Une autoroute à dinosaures découverte?

Crédit: GettyImages @ AIZAR RALDES

Une fenêtre fascinante sur la vie à l’ère jurassique vient de s’ouvrir dans le parc national de Torotoro, en Bolivie. Des paléontologues ont récemment décrit, pour la première fois de manière scientifique, un site exceptionnel surnommé une « autoroute de dinosaures ». Le site de Carreras Pampas abrite une concentration record d’empreintes fossilisées : pas moins de 16 600 traces laissées par des théropodes, ces dinosaures carnivores bipèdes à trois orteils. Situé sur ce qui était autrefois un rivage boueux, entre 101 et 66 millions d’années avant notre ère (vers la fin du Crétacé), le site s’étend sur environ 7 500 m². L’étude, publiée dans la revue PLOS One, révèle que Carreras Pampas contient plus d’empreintes de théropodes que tout autre site connu à ce jour. Jusqu’alors, le record était détenu par un autre site bolivien, Cal Orck’o, qui compte environ 14 000 empreintes datant de 68 millions d’années. Le Dr Jeremy McLarty, coauteur de l’étude et directeur du Dinosaur Science Museum au Texas, souligne l’omniprésence de ces traces : « Partout où vous regardez sur cette couche rocheuse, il y a des empreintes de dinosaures. »

A 1.2-metre diameter footprint of a dinosaur found in Maragua Marka Quila Quila, 64 km northeast of Sucre, Bolivia, on August 8, 2016. – According to palaeontologists, the footprint belongs to an abelisauroid theropod dinosaur that lived 80 million years ago. (Photo by AIZAR RALDES NUNEZ / AFP) (Photo by AIZAR RALDES NUNEZ/AFP via Getty Images)

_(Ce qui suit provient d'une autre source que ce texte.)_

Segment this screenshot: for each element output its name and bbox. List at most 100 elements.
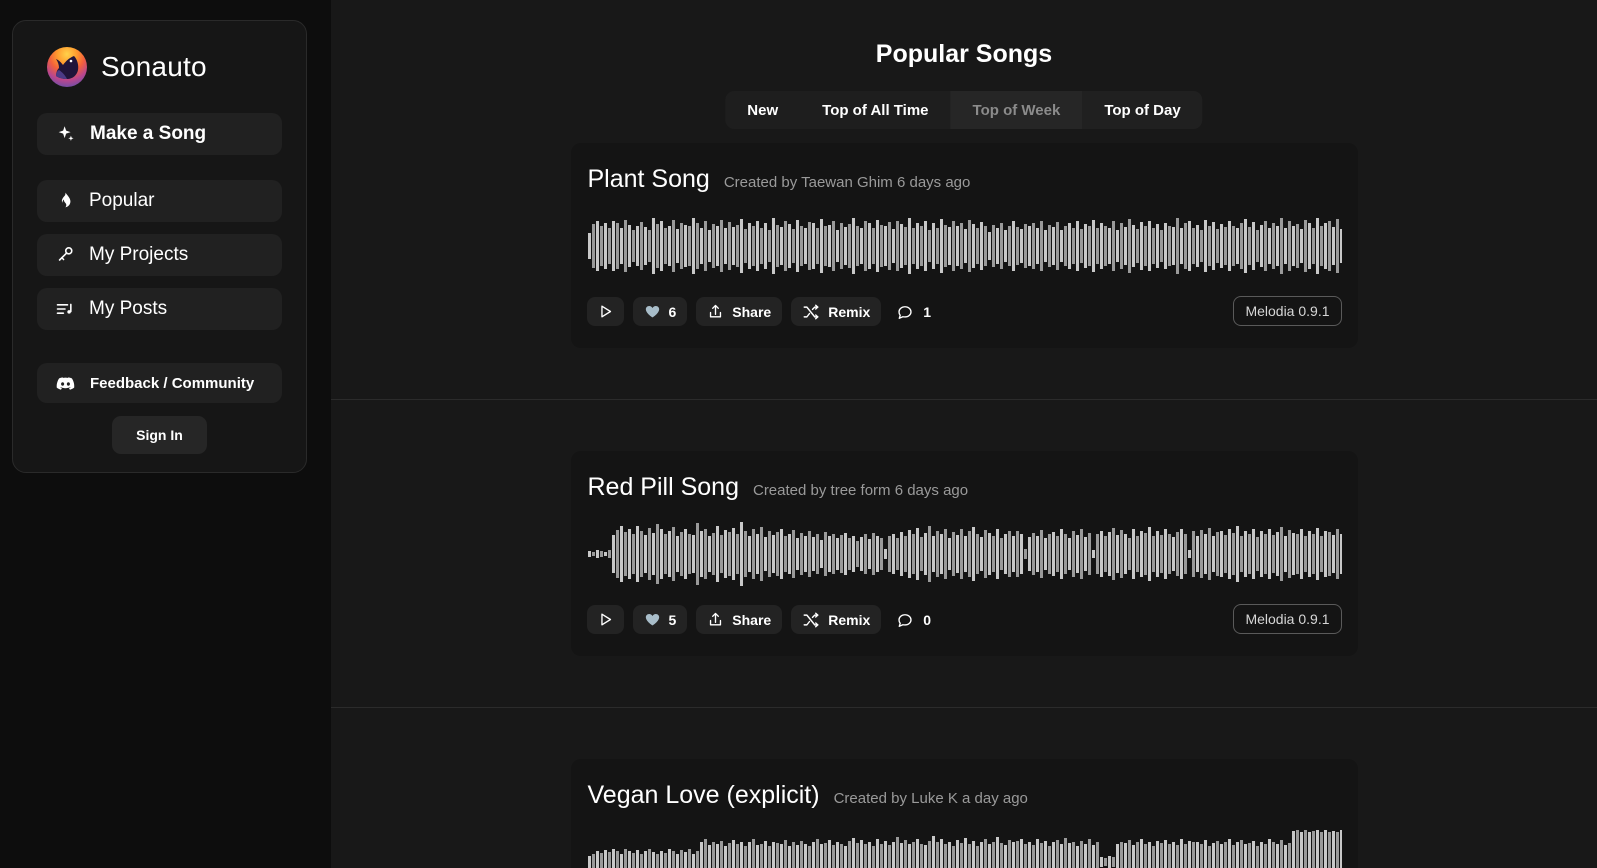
sidebar-item-my-projects[interactable]: My Projects <box>37 234 282 276</box>
waveform-bar <box>1207 527 1211 581</box>
waveform-bar <box>603 551 607 557</box>
model-version-badge[interactable]: Melodia 0.9.1 <box>1233 296 1342 326</box>
play-button[interactable] <box>586 297 624 326</box>
waveform-bar <box>1331 226 1335 266</box>
waveform-bar <box>1199 229 1203 263</box>
waveform-bar <box>731 527 735 581</box>
model-version-badge[interactable]: Melodia 0.9.1 <box>1233 604 1342 634</box>
waveform-bar <box>727 532 731 576</box>
comment-button[interactable]: 1 <box>890 297 937 326</box>
waveform[interactable] <box>587 512 1342 596</box>
waveform-bar <box>591 551 595 557</box>
comment-button[interactable]: 0 <box>890 605 937 634</box>
waveform-bar <box>1163 222 1167 270</box>
waveform-bar <box>1231 225 1235 267</box>
waveform-bar <box>1067 223 1071 269</box>
like-button[interactable]: 6 <box>632 297 688 326</box>
waveform-bar <box>687 226 691 266</box>
waveform-bar <box>955 534 959 574</box>
waveform-bar <box>911 534 915 574</box>
waveform-bar <box>587 855 591 868</box>
waveform-bar <box>987 532 991 576</box>
waveform-bar <box>807 222 811 270</box>
waveform[interactable] <box>587 204 1342 288</box>
song-card[interactable]: Red Pill Song Created by tree form 6 days… <box>570 451 1358 656</box>
tab-top-of-week[interactable]: Top of Week <box>950 91 1083 129</box>
waveform-bar <box>1235 842 1239 868</box>
share-button[interactable]: Share <box>696 605 783 634</box>
waveform-bar <box>607 550 611 558</box>
waveform-bar <box>915 838 919 868</box>
waveform-bar <box>743 846 747 868</box>
waveform-bar <box>1231 532 1235 576</box>
waveform-bar <box>1199 844 1203 868</box>
waveform-bar <box>743 531 747 577</box>
feedback-community-button[interactable]: Feedback / Community <box>37 363 282 403</box>
waveform-bar <box>967 219 971 273</box>
waveform-bar <box>907 844 911 868</box>
waveform-bar <box>995 837 999 868</box>
comment-bubble-icon <box>896 611 914 629</box>
waveform-bar <box>907 218 911 274</box>
waveform-bar <box>1155 530 1159 578</box>
waveform-bar <box>831 533 835 575</box>
song-title[interactable]: Vegan Love (explicit) <box>588 781 820 810</box>
waveform-bar <box>615 851 619 868</box>
remix-button[interactable]: Remix <box>791 605 882 634</box>
waveform-bar <box>631 230 635 262</box>
make-a-song-button[interactable]: Make a Song <box>37 113 282 155</box>
waveform-bar <box>879 224 883 268</box>
waveform[interactable] <box>587 820 1342 868</box>
tab-top-of-day[interactable]: Top of Day <box>1082 91 1203 129</box>
waveform-bar <box>1319 831 1323 868</box>
waveform-bar <box>703 528 707 580</box>
waveform-bar <box>987 844 991 868</box>
song-card[interactable]: Vegan Love (explicit) Created by Luke K a… <box>570 759 1358 868</box>
waveform-bar <box>1099 530 1103 578</box>
tab-new[interactable]: New <box>725 91 800 129</box>
waveform-bar <box>1247 226 1251 266</box>
waveform-bar <box>703 839 707 868</box>
song-card[interactable]: Plant Song Created by Taewan Ghim 6 days … <box>570 143 1358 348</box>
waveform-bar <box>1087 226 1091 266</box>
play-button[interactable] <box>586 605 624 634</box>
waveform-bar <box>1107 532 1111 576</box>
waveform-bar <box>1095 534 1099 574</box>
waveform-bar <box>739 219 743 273</box>
waveform-bar <box>1227 529 1231 579</box>
tab-top-of-all-time[interactable]: Top of All Time <box>800 91 950 129</box>
sidebar-item-popular[interactable]: Popular <box>37 180 282 222</box>
waveform-bar <box>1175 218 1179 274</box>
waveform-bar <box>899 224 903 268</box>
main-content-panel: Popular Songs New Top of All Time Top of W… <box>331 0 1597 868</box>
waveform-bar <box>635 850 639 868</box>
waveform-bar <box>1123 533 1127 575</box>
waveform-bar <box>759 843 763 868</box>
heart-icon <box>644 303 661 320</box>
like-button[interactable]: 5 <box>632 605 688 634</box>
waveform-bar <box>1259 224 1263 268</box>
song-title[interactable]: Red Pill Song <box>588 473 739 502</box>
share-upload-icon <box>707 611 724 628</box>
waveform-bar <box>1303 535 1307 573</box>
remix-button[interactable]: Remix <box>791 297 882 326</box>
waveform-bar <box>811 841 815 868</box>
flame-icon <box>55 191 75 211</box>
waveform-bar <box>1091 845 1095 868</box>
sign-in-button[interactable]: Sign In <box>112 416 207 454</box>
waveform-bar <box>895 220 899 272</box>
song-list: Plant Song Created by Taewan Ghim 6 days … <box>331 143 1597 868</box>
sparkles-icon <box>55 124 76 145</box>
waveform-bar <box>1003 229 1007 263</box>
waveform-bar <box>1031 532 1035 576</box>
waveform-bar <box>1055 222 1059 270</box>
song-title[interactable]: Plant Song <box>588 165 710 194</box>
waveform-bar <box>655 853 659 868</box>
waveform-bar <box>595 851 599 868</box>
share-button[interactable]: Share <box>696 297 783 326</box>
waveform-bar <box>1139 531 1143 577</box>
waveform-bar <box>811 223 815 269</box>
waveform-bar <box>1303 830 1307 868</box>
sidebar-item-my-posts[interactable]: My Posts <box>37 288 282 330</box>
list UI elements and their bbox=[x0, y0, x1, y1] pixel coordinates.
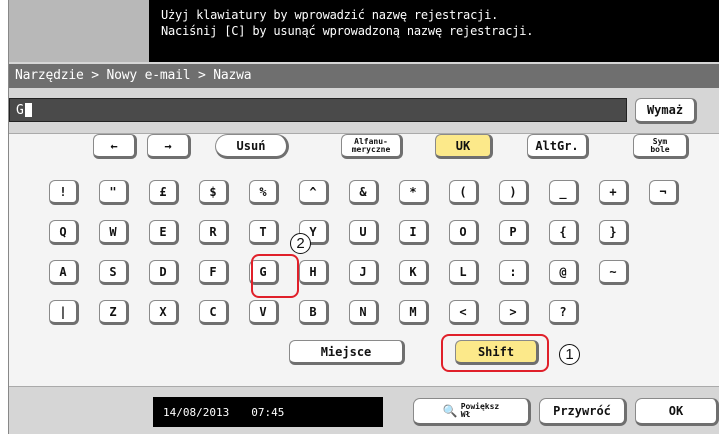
arrow-left-key[interactable]: ← bbox=[93, 134, 137, 159]
key-row2-3[interactable]: R bbox=[199, 220, 229, 245]
key-row1-11[interactable]: + bbox=[599, 180, 629, 205]
key-row2-6[interactable]: U bbox=[349, 220, 379, 245]
keyboard-panel: ← → Usuń Alfanu- meryczne UK AltGr. Sym … bbox=[9, 133, 719, 387]
message-bar-side bbox=[9, 0, 149, 62]
key-row3-3[interactable]: F bbox=[199, 260, 229, 285]
name-input-value: G bbox=[16, 102, 24, 118]
time-text: 07:45 bbox=[251, 405, 285, 419]
arrow-right-key[interactable]: → bbox=[147, 134, 191, 159]
key-row1-7[interactable]: * bbox=[399, 180, 429, 205]
key-row4-8[interactable]: < bbox=[449, 300, 479, 325]
restore-button[interactable]: Przywróć bbox=[539, 398, 627, 426]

L’analyse de ces milliers d’empreintes offre bien plus qu’un simple recensement ; elle permet de reconstruire le comportement des animaux « moment par moment ». Contrairement aux ossements, qui montrent ce qu’un animal pouvait faire, les pistes montrent ce qu’il a pu réellement faire. Les chercheurs ont observé que la majorité des dinosaures se déplaçaient vers le nord/nord-ouest ou le sud-est. Cette uniformité suggère que la zone servait de voie de passage majeure, peut-être une route migratoire reliant ce qui est aujourd’hui l’Argentine, la Bolivie et le Pérou. Les empreintes révèlent une grande variété d’activités allant de 1) la marche et la course, observés en fonction de l’espacement des pas, 2) à la nage, où 1 300 empreintes montrent des preuves de nage en eau peu profonde, et finalement à 3) des interactions physiques : certaines pistes incluent des traces de traînée de queue. La diversité des tailles est également frappante, avec des hauteurs de hanches variant de 65 cm à 125 cm, suggérant la présence de multiples espèces ou de différentes classes d’âge cohabitant sur le même rivage. Ils partageaient d’ailleurs cet environnement avec des oiseaux, dont plusieurs centaines de traces ont également été identifiées.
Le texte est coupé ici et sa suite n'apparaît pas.